Nelly Korda has her eye on the No. 1 world ranking, and a win at Royal Adelaide this week would go along way toward achieving that.
Right now, she’s No. 3, and the defending champion in the ISPS Handa Women’s Australian Open which starts on Thursday.
The brilliant South Koreans, Jin Young Ko and Sung Hyun Park, remain ahead of her on the rankings, but it may well be just a matter of time for the 21-year-old American, whose win at The Grange last year was her first on the LPGA Tour.
Just don’t expect her to fuss about it, even if only 14 women have ever held the mantle since the official rankings started in 2006. The said today she didn’t even know how the rankings – which roll over a two-year period — were calculated. But she admits it’s a goal
“I mean, I think as a professional golfer, I think every golfer has that in the back of their head,” she said.
Life has changed a bit for the Floridean since she won here last year, reprising the scissor-kick that her father Petr had done when he won the tennis Open title in Australia in 1998, and her elder sister Jessica when she won the Women’s Australian Open golf title in 2012. The photos went around the world, and she loved it.
“I did get told that holding the trophy, my jump was the best, so I was really happy about that one,” said Korda. “Save the best for last.”
A year on she’s a different player, namely in experience, and she’s won twice more, in France and Taiwan. “I think just more experience under the gun, I think that’s what kind of makes you a better player, putting you through those positions where you have to control your heart rate. You’re never going to master it, you’re never going to master golf, but just trying to learn from each experience definitely helps.”
Her face is everywhere in Adelaide this week, on the billboards and all the advertising. She’s the highest-ranked player in the field; a legitimate superstar of the sport.
“I’m definitely seeing my face a lot this week,” she said. “It’s even on the floors of the hotel. I was like, ‘do not step on this, okay’? But yeah, it’s cool. I mean, you kind of just try to soak it all up and it’s definitely special seeing your face everywhere.”

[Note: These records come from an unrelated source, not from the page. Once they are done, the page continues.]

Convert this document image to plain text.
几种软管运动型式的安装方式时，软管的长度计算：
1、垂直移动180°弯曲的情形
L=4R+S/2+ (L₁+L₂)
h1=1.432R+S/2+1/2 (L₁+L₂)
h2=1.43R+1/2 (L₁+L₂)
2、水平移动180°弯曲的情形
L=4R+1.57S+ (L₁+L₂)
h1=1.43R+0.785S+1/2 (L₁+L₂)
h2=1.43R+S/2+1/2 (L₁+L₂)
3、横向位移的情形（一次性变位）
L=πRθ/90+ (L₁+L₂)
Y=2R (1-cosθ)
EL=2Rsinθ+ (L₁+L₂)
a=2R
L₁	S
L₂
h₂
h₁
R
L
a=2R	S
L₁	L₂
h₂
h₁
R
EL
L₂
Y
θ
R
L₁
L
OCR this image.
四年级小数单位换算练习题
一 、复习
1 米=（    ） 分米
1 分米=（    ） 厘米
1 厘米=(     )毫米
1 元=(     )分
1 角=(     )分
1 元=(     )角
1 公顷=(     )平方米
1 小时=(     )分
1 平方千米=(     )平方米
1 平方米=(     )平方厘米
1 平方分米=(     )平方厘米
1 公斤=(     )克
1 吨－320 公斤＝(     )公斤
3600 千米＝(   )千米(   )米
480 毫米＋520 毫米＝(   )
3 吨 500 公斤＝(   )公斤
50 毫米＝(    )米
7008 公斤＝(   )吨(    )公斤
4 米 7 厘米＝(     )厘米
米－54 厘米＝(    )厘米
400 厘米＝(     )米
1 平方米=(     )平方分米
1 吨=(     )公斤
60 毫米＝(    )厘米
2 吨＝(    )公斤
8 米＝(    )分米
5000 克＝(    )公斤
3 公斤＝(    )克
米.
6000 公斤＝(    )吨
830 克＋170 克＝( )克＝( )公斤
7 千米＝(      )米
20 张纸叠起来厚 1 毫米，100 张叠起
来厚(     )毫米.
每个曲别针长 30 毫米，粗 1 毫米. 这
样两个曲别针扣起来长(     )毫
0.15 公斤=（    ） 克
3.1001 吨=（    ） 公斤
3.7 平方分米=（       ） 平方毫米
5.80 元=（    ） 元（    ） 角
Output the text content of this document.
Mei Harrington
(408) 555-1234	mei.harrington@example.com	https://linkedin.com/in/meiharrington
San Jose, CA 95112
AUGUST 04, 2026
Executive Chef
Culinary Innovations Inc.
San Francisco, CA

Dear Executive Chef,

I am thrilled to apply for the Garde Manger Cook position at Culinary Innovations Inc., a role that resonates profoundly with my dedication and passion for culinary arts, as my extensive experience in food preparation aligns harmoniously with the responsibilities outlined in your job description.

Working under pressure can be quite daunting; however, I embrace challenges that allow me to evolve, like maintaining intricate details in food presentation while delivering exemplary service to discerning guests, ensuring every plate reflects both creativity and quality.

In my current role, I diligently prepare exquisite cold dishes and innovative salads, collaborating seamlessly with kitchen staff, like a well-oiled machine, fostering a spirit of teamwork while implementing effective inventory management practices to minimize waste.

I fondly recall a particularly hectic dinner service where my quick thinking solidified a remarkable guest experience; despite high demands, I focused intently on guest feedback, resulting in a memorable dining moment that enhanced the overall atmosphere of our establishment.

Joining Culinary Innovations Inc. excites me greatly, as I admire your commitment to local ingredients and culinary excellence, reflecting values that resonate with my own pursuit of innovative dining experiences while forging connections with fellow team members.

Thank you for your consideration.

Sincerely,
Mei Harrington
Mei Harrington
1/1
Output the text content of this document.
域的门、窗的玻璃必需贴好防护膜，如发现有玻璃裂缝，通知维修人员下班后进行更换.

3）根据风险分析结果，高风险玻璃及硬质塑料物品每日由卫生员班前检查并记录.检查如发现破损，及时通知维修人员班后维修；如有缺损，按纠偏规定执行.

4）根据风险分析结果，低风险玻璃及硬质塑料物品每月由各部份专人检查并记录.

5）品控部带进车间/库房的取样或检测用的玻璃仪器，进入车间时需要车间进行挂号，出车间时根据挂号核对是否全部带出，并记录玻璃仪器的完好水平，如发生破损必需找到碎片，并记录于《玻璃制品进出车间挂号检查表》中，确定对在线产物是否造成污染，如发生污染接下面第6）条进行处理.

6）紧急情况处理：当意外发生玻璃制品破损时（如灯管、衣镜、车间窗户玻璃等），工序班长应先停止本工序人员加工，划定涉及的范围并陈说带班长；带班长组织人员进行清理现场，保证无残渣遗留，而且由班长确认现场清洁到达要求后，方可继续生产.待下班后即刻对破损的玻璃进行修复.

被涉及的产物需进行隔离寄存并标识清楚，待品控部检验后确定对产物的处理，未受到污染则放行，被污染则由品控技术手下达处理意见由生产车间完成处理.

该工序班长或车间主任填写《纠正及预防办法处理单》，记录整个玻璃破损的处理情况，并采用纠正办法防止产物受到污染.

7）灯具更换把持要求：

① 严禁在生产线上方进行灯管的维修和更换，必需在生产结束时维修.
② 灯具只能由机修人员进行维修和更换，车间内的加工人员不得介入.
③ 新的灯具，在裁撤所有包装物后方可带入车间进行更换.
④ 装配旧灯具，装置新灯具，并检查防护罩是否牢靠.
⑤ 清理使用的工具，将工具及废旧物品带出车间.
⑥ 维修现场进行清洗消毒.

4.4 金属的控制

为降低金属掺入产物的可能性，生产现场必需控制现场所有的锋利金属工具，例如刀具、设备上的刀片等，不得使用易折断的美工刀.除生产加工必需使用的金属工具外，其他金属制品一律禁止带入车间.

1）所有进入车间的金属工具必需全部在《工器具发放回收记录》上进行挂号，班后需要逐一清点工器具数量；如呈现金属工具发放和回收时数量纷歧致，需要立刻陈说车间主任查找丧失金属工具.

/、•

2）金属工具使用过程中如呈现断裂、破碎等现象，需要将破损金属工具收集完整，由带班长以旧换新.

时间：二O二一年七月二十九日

As for this week, she has a new set of irons, having found that her increased strength gathered in the off-season had thrown out her yardages. There’s some tweaking been done in that area. Her first look at Royal Adelaide drew her approval.
“I played it early in the morning yesterday where there was no wind and I’ve just played it this afternoon, I just got off the golf course and it’s a completely different golf course when the wind picks up out here. I mean, the holes play so long when they’re into the wind and it’s going to be definitely about controlling the flight on the ball this week if the wind does get up.”